My only contribution was the leaderboard — so your high score actually sticks around for the next player to try and beat.

Honest accounting on the time: about three hours, and here's the split that tells the real story — roughly one hour for the pinball game itself, and two hours wrestling the leaderboard into working and deploying it.

he fun part was fast; the plumbing is where the evening goes.

What this one taught me is how much you can pack into a single HTML file, and — thanks to that leaderboard — how to take input from a player and store it so it's still there when they come back. That "still there when they come back" is the whole difference between a toy and a tool.

Go on — have a few flips and try to top the board.

Next Dollar — where should your next dollar go?
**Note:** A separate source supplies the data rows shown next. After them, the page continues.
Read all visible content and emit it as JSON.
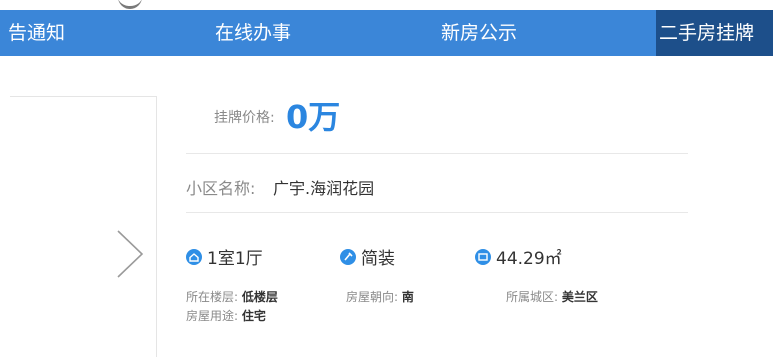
{
  "nav": {
    "items": [
      {
        "label": "告通知"
      },
      {
        "label": "在线办事"
      },
      {
        "label": "新房公示"
      },
      {
        "label": "二手房挂牌"
      }
    ]
  },
  "listing": {
    "price_label": "挂牌价格:",
    "price_value": "0万",
    "community_label": "小区名称:",
    "community_value": "广宇.海润花园",
    "features": [
      {
        "icon": "house-icon",
        "text": "1室1厅"
      },
      {
        "icon": "brush-icon",
        "text": "简装"
      },
      {
        "icon": "area-icon",
        "text": "44.29㎡"
      }
    ],
    "details": {
      "floor_label": "所在楼层:",
      "floor_value": "低楼层",
      "orientation_label": "房屋朝向:",
      "orientation_value": "南",
      "district_label": "所属城区:",
      "district_value": "美兰区",
      "usage_label": "房屋用途:",
      "usage_value": "住宅"
    }
  },
  "colors": {
    "nav_bg": "#3b86d8",
    "nav_active": "#1d4f8a",
    "price": "#2b86e0",
    "icon": "#2f8fe6"
  }
}
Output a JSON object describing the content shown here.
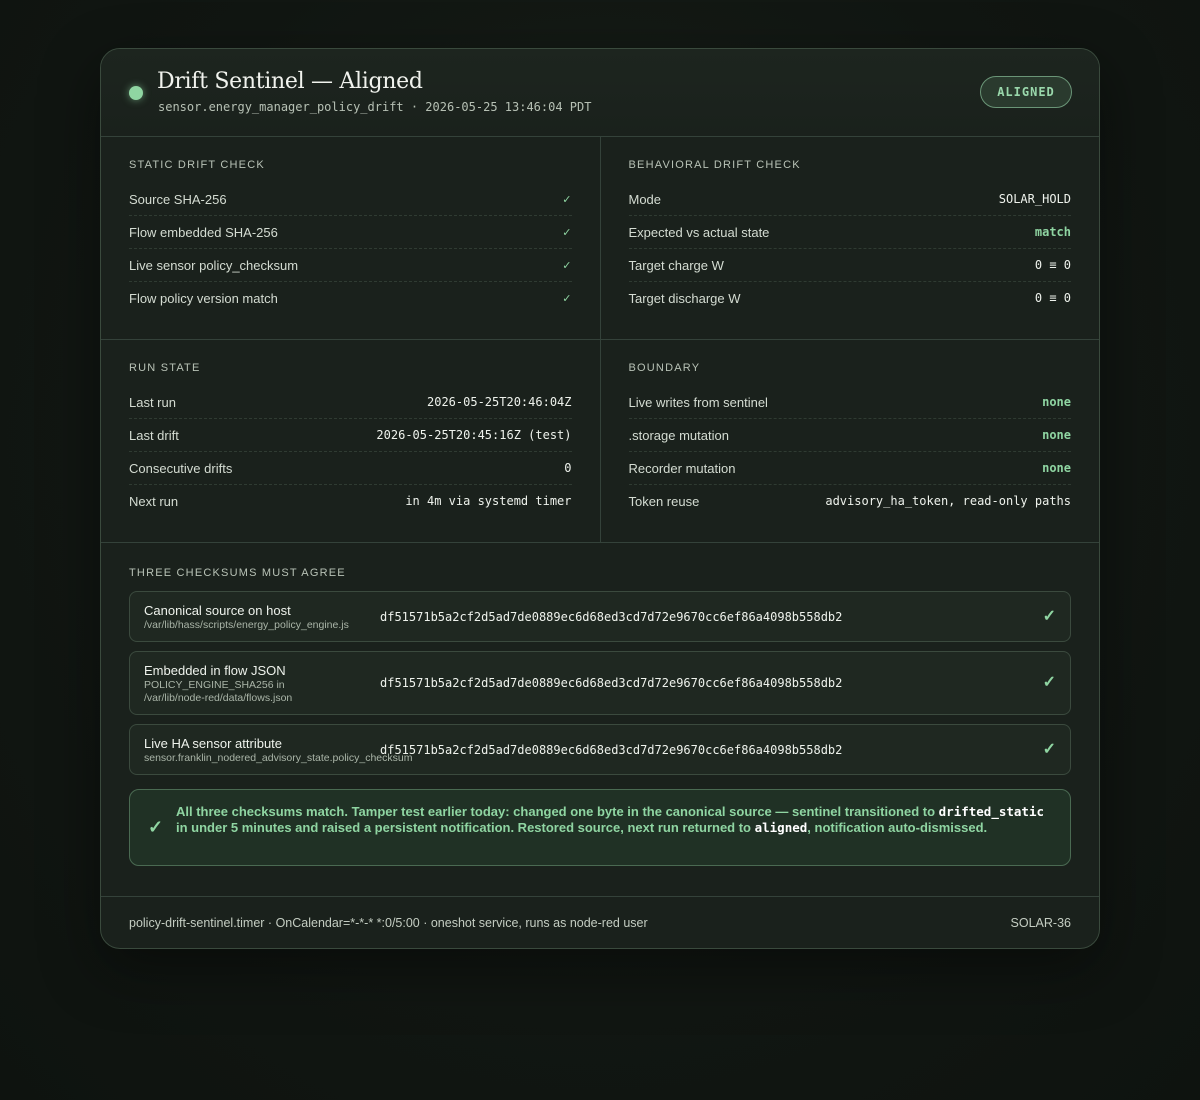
{
  "header": {
    "title": "Drift Sentinel — Aligned",
    "subtitle": "sensor.energy_manager_policy_drift · 2026-05-25 13:46:04 PDT",
    "badge": "ALIGNED",
    "status_color": "#8fd5a2"
  },
  "static_check": {
    "title": "STATIC DRIFT CHECK",
    "rows": [
      {
        "label": "Source SHA-256",
        "value": "✓"
      },
      {
        "label": "Flow embedded SHA-256",
        "value": "✓"
      },
      {
        "label": "Live sensor policy_checksum",
        "value": "✓"
      },
      {
        "label": "Flow policy version match",
        "value": "✓"
      }
    ]
  },
  "behavioral_check": {
    "title": "BEHAVIORAL DRIFT CHECK",
    "rows": [
      {
        "label": "Mode",
        "value": "SOLAR_HOLD"
      },
      {
        "label": "Expected vs actual state",
        "value": "match"
      },
      {
        "label": "Target charge W",
        "value": "0 ≡ 0"
      },
      {
        "label": "Target discharge W",
        "value": "0 ≡ 0"
      }
    ]
  },
  "run_state": {
    "title": "RUN STATE",
    "rows": [
      {
        "label": "Last run",
        "value": "2026-05-25T20:46:04Z"
      },
      {
        "label": "Last drift",
        "value": "2026-05-25T20:45:16Z (test)"
      },
      {
        "label": "Consecutive drifts",
        "value": "0"
      },
      {
        "label": "Next run",
        "value": "in 4m via systemd timer"
      }
    ]
  },
  "boundary": {
    "title": "BOUNDARY",
    "rows": [
      {
        "label": "Live writes from sentinel",
        "value": "none"
      },
      {
        "label": ".storage mutation",
        "value": "none"
      },
      {
        "label": "Recorder mutation",
        "value": "none"
      },
      {
        "label": "Token reuse",
        "value": "advisory_ha_token, read-only paths"
      }
    ]
  },
  "checksums": {
    "title": "THREE CHECKSUMS MUST AGREE",
    "items": [
      {
        "label": "Canonical source on host",
        "path": "/var/lib/hass/scripts/energy_policy_engine.js",
        "hash": "df51571b5a2cf2d5ad7de0889ec6d68ed3cd7d72e9670cc6ef86a4098b558db2",
        "check": "✓"
      },
      {
        "label": "Embedded in flow JSON",
        "path_line1": "POLICY_ENGINE_SHA256 in",
        "path_line2": "/var/lib/node-red/data/flows.json",
        "hash": "df51571b5a2cf2d5ad7de0889ec6d68ed3cd7d72e9670cc6ef86a4098b558db2",
        "check": "✓"
      },
      {
        "label": "Live HA sensor attribute",
        "path": "sensor.franklin_nodered_advisory_state.policy_checksum",
        "hash": "df51571b5a2cf2d5ad7de0889ec6d68ed3cd7d72e9670cc6ef86a4098b558db2",
        "check": "✓"
      }
    ]
  },
  "summary": {
    "icon": "check-icon",
    "text_1": "All three checksums match. Tamper test earlier today: changed one byte in the canonical source — sentinel transitioned to ",
    "code_1": "drifted_static",
    "text_2": " in under 5 minutes and raised a persistent notification. Restored source, next run returned to ",
    "code_2": "aligned",
    "text_3": ", notification auto-dismissed."
  },
  "footer": {
    "left": "policy-drift-sentinel.timer · OnCalendar=*-*-* *:0/5:00 · oneshot service, runs as node-red user",
    "right": "SOLAR-36"
  }
}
The last one is the quickest and possibly the most useful. nextdollar.sebastianantony.com

Matt the Money Guy is one of my favourite follows on Facebook and Instagram — sensible, unflashy money advice. I wanted to distill that kind of thinking into a single tool aimed at the 20-to-30-year-olds who read this blog, the ones with the most valuable asset of all and the least idea they're holding it: time. This one came together in maybe an hour, and it does one thing well — it lets you see compound interest instead of being told about it. You move the numbers, and the curve does the arguing for you.

If you're young, or you know someone who is, run a small monthly figure through it and look at the far right of the chart. That number is why everyone keeps telling you to start now.


The End

Three apps in two days, and not one of them was really about the code. Chrisdom is Chris's 55 books; the pinball table is Nige's design; Next Dollar is Matt's advice. All I did was catch what other people already knew and give it a door on the internet — while the tool that let me do it was still within reach.

Disney had it right, but he left off the last half. If you can dream it, you can build it — and these days you can build it before the weekend is out. The trick is simply to start while the lamp is still lit.